5. Itik pulang petang menjadi dasar perilaku tertib dan menjaga kerukunan.
6. Bunga cengkeh, tanjung, dan bunga kundur mengingatkan orang Melayu untuk
menjaga harga diri. Tidak mudah berkata kotor, rendah hati, selalu menepati janji dan
menaati adat Melayu.
7. Bunga Teratai adalah tuntunan bagi sultan agar bisa berlaku adil dan mengutamakan
kesejahteraan rakyatnya.
8. Kembang setaman, jurai, dan oyah mengandung menjadi lambang kegigihan.
9. Buah setandan memiliki banyak keturunan.
10. Kelok paku dan awan larat menunjukkan bahwa kerendahan hati, kekayaan serta
keagungan adalah nilai terpenting orang Melayu Daik.

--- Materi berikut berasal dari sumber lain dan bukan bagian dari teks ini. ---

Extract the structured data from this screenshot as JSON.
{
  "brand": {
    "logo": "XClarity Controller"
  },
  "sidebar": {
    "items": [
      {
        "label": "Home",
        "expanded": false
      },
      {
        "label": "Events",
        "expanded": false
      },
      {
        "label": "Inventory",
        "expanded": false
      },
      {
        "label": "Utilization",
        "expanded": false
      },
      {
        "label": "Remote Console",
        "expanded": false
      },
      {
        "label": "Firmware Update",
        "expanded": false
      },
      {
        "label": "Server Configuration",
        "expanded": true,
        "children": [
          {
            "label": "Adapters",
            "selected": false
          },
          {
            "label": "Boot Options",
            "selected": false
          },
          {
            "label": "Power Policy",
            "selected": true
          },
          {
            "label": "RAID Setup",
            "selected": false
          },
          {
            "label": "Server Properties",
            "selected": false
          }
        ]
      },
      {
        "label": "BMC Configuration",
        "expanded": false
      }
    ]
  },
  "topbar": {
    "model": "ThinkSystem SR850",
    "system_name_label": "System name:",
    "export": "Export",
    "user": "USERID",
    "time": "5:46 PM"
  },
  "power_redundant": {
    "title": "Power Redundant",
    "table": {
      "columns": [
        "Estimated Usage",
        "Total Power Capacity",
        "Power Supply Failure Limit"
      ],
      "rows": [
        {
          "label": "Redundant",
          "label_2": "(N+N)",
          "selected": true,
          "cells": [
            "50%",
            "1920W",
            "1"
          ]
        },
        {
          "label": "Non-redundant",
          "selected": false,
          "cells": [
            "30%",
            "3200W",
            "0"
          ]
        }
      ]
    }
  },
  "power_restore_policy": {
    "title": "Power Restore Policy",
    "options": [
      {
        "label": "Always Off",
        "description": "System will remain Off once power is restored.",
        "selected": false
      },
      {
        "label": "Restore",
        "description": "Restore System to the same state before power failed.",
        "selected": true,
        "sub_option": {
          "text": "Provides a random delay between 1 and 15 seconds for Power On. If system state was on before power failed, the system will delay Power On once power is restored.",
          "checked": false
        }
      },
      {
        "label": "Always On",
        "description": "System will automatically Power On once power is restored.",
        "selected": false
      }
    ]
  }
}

Proses Pembuatan Tudung Manto Tudung manto dibuat dari kain-kain berkarakteri tipis
seperi kain kasa, sifon, kain sari, dan kain sutra. Hanya terdapat lima variasi warna yaitu
kuning hijau, merah, hitam dan putih. Dahulu, para pengrajin tenun dan tembaga
memproduksi bahan baku tudung manto sendiri. Namun setelah berpindahnya ibukota
Kerajaan Melayu ke Pulau penyengat, mereka membeli kain sari, sutra dan kelingan dari
Singapura atau Malaysia. Hingga saat ini, para penenun Daik masih melestarikan budaya
membuat Tudung Manto menggunakan kain sari dan penangh perak yang diimpor dari India.
Berikut ini rangkaian proses pembuatan Tudung Manto.a
1. Pertama-tama kain ditegangkan dengan bantuan kayu pembidang (panjang 160-170
cm dan lebar 80cm), benang penarik dan kain bantu.
2. Selanjutnya, kain ditarik menggunakan benang wol dan diikatkan pada siba (kain
bantu yang terdiri dari beberapa lapis kain katun).
3. Dilanjutkan dengan menekat kelingkan emas atau perak pada kain. Menekat
kelingkan berarti menyulam kelingkan dengan jarum khusus yang dari perak murni.
4. Motif hias yang pertama dibuat yaitu dua garis disekeliling kain sebagai pembatas
motif. Kedua garis ini disebut tali air atas dan tali air bawah.
5. Antara tali air atas dan bawah digambar motif bunga kaki bawah yang dibuat
tersambung mengelilingi kain. Setelah itu barulah ditambah ragam hias lain untuk
mengisi bidang.
Kurangnya pengetahuan mengenai media sosial dan branding membuat para penekat tudung
manto kesulitan memasarkan produknya. Hingga sebagian besar dari mereka akhirnya
memilih gulung tikar. Pengrajin Tudung Manto asli hanya tersisa satu yaitu keluarga Syarifah
Faridah di Daik, Lingga, Kepulauan Riau.